A Escola E.B. 2/3 Dr. Flávio Gonçalves engalanou-se para receber uma sessão escolar com escritores, promovida pelo município da Póvoa de Varzim, no âmbito da 21ª edição do Correntes d'Escritas.
Dispensados da aula, por motivos tão válidos como bem acolhidos, foi com redobrada boa disposição que os alunos receberam Mafalda Milhões e Tino Freitas, esta manhã, para uma interativa hora e meia de perguntas e respostas.
Mafalda Milhões apresentou-se como uma ilustradora em constante aprendizagem, que “quando descobrir a técnica perfeita” será infeliz: “andava à procura da perfeição. Sofri muito até perceber que quero andar constantemente a experimentar, à procura do traço ideal”.
A editora, livreira, autora e ilustradora considera que está numa “procura constante pela inspiração, que está em todo o lado, mesmo quando não reparamos nela. Está nas conversas com os amigos, face to face e não no facebook, está na partilha do conhecimento e está nas minhas duas filhas, que são inspirações vivas para tudo o que faço”.

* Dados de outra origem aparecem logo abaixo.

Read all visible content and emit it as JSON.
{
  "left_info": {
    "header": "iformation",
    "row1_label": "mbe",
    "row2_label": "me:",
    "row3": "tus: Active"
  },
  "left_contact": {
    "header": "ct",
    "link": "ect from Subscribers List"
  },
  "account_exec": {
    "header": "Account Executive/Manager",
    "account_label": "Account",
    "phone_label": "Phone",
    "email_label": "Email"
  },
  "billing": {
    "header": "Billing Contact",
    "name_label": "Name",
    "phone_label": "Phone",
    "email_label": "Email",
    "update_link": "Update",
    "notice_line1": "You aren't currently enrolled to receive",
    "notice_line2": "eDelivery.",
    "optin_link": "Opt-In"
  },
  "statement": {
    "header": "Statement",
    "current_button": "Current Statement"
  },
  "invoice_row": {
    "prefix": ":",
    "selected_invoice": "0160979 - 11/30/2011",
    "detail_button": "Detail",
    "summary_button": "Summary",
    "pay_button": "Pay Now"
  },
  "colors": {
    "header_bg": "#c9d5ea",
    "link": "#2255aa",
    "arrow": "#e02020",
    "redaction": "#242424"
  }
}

Questionada sobre a influência da sua prima Modesta, Mafalda Milhões emocionou-se a recordar “o cheiro a lápis de cera” sempre que a sua “artista preferida” visitava a casa da sua família em Murça e contou uma pequena história: “deu-me uma lata de cera aos 12 anos, novinha em folha. Recebi a lata, dei-lhe um beijo na cara e fui para o quarto chorar de tristeza. Não queria aqueles lápis porque eram novos e não sabiam desenhar. A minha prima, apercebendo-se disso, ofereceu-me os velhos lápis dela, que eu considerava que tinham poderes mágicos. Sei desenhar porque eles já vinham ensinados da mão dela”.
Aproveitando a oportunidade de partilha com os mais novos, Mafalda Milhões recordou o dia em que o escritor António Mota visitou a escola de “uma menina de sete anos, com totós no cabelo, que adorava escrever”. Anos mais tarde, “num evento como este, o António contou a história de uma menina de totós que gostava tanto de livros que lhe disse que um dia ia escrever melhor que ele. Sensibilizado, ofereceu-lhe um livro com a seguinte dedicatória: cá te espero um dia para te ler e sentir. Essa menina era eu e agora sou eu a dizer-vos: cá vos espero um dia para vos ler e sentir”.
Tino Freitas recordou a paixão do seu pai pela literatura, numa casa “que tinha três enciclopédias, quando só precisava de uma”. Esse gosto contagiou o pequeno Tino, que não tendo biblioteca na escola pública em que estudava, foi apresentado à escrita através de uma banca de livros, onde escolhia os que queria e levava para casa como “presentes de valor incalculável”.
Relativamente à origem do processo criativo de um escritor, o autor natural de Brasília explicou que passa por “transformar uma coisa que vês ou sentes em algo que possas partilhar com os outros” e deu um pequeno exemplo: “certo dia fui a Goiânia em trabalho e o dia não correu bem. Na viagem de regresso, estava no comboio, muito chateado, com uma «grande tromba» como se costuma dizer, e pensei para mim que tinha de tirar essa «tromba», senão a minha mulher punha-me as malas à porta. Foi então que escrevi o livro A Tromba. Cheguei a casa muito mais feliz, porque contar histórias é oferecer humanidade”.
O bem-humorado escritor brasileiro leu A Tromba, assim como algumas outras obras de sua autoria, para ilustrar que as ideias lhe surgem “do nada” e se o lápis é a extensão da mão, “o livro é a extensão da mente, juntando a minha imaginação com a do leitor”.
“Atualmente, estou a escrever sobre o céu dos vários animais. O céu dos cães, por exemplo, não tem fogo de artificio, para ninguém se assustar, tem dinossauros enterrados por todo o lado, para eles escavarem à vontade, e não faltam portas de automóveis espalhadas para os cães se divertirem com os focinhos fora do carro”, exemplificou o autor, para gáudio dos escritores de palmo e meio sentados na plateia.
Os encontros dos escritores com alunos são momentos marcantes e de elementar importância na pegada histórica do Correntes d’Escritas. Desde o Ensino Básico até ao Secundário, a 21ª edição do festival literário irá continuar a promover sessões de autores nas escolas.